Using VR to Creatively Enhance Biofeedback Treatments

Joshua Yang
Extended Reality @ Berkeley
4 min readFeb 4, 2019

Clinical biofeedback has proven to be an effective way of treating anxiety, depression, and other disorders, and VR could help that even more by providing further immersive biofeedback visualizations. Scientific literature have shown that using tools such as temperature monitors and heart rate monitors to display a patient’s bodily functions in hopes of training patients to control these functions has helped the patient alleviate many of these disorders through repeated practice. Furthermore, a study done by the psychology department of Università Cattolica del Sacro Cuore showed that adding VR tools to this treatment helped patients better and faster learn relaxation techniques, resulting in more effective treatment.

These findings caught our attention, and as aspiring VR developers, we wanted to take biofeedback and enhance it creatively and effectively using the new paradigms of user-interaction and immersion that VR introduces. In Fall of 2018, we began forming a team to work with SDKs for EEGs and ECGs that integrate into the Unity game engine. With a combination of students with backgrounds in animation, VR development, and machine learning, we developed a minimal viable product, a VR game that utilizes the users’ EEG brain waves as a mode of control. This MVP works with the Oculus Rift, and uses the Muse headband, a highly portable consumer EEG device, to achieve these mappings.

A snapshot of our MVP, which utilizes users’ EEG data to control the tilt of a watering can in order to water a growing flower.

Throughout repeated testing, we have demonstrated progress at showcase events to gain additional feedback from users and learn about current bugs within our product.

In Fall 2019, we created a new MVP and explored other ways to bring biofeedback to VR. Muse had recently pulled support for their developer SDK and our team was eager to explore other sensors we could integrate into our application. We also wanted to find a creative solution for relaxation exercises that could be done without any external sensors.

Our team had already faced many difficulties trying to integrate bluetooth sensors into our first MVP so we decided to use an Arduino heart rate monitor (HRM) to expedite our progress. Furthermore, to make our game playable without any external sensors, our team made use of the Oculus Touch controllers, using them as a makeshift breathing band. By having users place their controllers on their diaphragm area, we could provide feedback based on the expansion and contraction of users’ diaphragm while they engage in deep breathing.
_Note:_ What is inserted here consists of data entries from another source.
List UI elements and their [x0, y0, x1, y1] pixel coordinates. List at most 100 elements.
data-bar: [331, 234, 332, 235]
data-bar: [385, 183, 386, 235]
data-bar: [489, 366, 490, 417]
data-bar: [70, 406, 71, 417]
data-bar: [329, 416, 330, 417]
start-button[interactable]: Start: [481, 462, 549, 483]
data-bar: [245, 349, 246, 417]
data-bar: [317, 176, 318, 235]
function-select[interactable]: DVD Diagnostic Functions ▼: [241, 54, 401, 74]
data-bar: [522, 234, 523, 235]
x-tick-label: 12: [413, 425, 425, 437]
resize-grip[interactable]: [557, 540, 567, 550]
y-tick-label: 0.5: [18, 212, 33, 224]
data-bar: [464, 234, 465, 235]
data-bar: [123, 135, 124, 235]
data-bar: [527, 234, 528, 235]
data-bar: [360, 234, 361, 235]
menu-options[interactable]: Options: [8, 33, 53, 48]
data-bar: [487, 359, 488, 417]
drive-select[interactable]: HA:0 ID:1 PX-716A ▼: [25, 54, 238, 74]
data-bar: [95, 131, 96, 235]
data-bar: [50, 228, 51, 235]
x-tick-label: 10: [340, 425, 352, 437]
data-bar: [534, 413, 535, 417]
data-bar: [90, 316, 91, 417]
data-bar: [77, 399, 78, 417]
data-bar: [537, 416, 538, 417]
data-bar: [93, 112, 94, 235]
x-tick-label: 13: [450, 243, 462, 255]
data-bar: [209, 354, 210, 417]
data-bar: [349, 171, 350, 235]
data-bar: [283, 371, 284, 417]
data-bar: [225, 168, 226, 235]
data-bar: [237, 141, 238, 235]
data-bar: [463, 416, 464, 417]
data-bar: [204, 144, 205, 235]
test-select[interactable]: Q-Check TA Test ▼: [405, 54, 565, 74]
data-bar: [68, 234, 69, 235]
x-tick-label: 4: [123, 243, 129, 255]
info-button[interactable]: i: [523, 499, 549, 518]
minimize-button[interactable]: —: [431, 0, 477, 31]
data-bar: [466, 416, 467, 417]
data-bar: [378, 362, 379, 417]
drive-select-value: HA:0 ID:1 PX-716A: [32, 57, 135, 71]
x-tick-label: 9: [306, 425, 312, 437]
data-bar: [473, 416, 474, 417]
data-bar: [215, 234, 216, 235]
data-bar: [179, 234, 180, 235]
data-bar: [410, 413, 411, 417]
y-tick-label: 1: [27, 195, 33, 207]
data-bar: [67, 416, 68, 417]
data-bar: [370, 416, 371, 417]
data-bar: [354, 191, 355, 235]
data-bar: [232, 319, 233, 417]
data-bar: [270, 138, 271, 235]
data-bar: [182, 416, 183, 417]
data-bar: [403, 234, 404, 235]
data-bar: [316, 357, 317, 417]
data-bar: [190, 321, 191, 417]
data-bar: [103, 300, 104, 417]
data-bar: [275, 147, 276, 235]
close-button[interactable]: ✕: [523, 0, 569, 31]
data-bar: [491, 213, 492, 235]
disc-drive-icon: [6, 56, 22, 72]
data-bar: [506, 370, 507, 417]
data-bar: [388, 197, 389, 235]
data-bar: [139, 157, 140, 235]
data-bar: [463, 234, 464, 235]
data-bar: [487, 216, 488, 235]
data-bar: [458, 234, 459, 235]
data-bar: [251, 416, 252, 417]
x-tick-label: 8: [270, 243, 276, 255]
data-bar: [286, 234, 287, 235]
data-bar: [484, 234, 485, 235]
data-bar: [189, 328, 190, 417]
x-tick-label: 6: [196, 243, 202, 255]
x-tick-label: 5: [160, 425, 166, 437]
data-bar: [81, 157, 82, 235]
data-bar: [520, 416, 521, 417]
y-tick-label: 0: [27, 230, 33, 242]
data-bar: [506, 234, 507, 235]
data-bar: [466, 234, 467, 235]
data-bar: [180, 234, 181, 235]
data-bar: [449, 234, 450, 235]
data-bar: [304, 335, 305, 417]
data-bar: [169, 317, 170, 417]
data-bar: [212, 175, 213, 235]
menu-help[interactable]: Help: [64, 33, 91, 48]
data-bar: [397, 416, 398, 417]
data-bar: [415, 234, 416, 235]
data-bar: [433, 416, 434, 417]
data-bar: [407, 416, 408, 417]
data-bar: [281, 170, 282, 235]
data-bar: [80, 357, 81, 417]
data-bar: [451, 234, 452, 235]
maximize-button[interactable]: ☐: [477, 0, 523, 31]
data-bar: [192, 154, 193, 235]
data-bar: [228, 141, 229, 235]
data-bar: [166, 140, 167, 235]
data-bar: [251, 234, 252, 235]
We also built a new environment with a darker, nighttime environment to reduce eye strain on users.

One iteration of our second MVP, where the user conducts a breathing and yoga-esque exercise to decrease heart rate and grow a sacred tree.

We had the opportunity to submit a vertical slice of this new project to the Oculus Launch Pad program. As part of the 2020 cohort of ~100 talented VR developers and artists, we presented our project to Oculus, and got some positive feedback, especially on our controller breathing band idea.

Claudia Korea and Joshua Yang presenting on our vertical slice at Facebook headquarters in Menlo Park, CA.

Currently, our team is expanding our second MVP into Blossom VR, a biofeedback relaxation game that has support for the Apple Watch as a heart rate biosensor.

An image from our Instagram that describes Blossom VR, which will be released on the Oculus store in 2021.

After collecting user-tester biosensor data, we would like to utilize our findings to increase the effectiveness of Blossom VR and integrate new mappings of our data to the virtual environment. Some ideas are to map data to spatial audio, and affect how fast time passes in a virtual environment.

As the application evolves and becomes more effective and polished, our team would also love to make a consumer-friendly version of our game that could run on not only Oculus Rift/HTC Vive, but also mobile phones in VR or in AR. Although these goals require further development, they could be important steps to take as a consumer application could help people who aren’t comfortable going through clinical treatment with their mental and physical issues.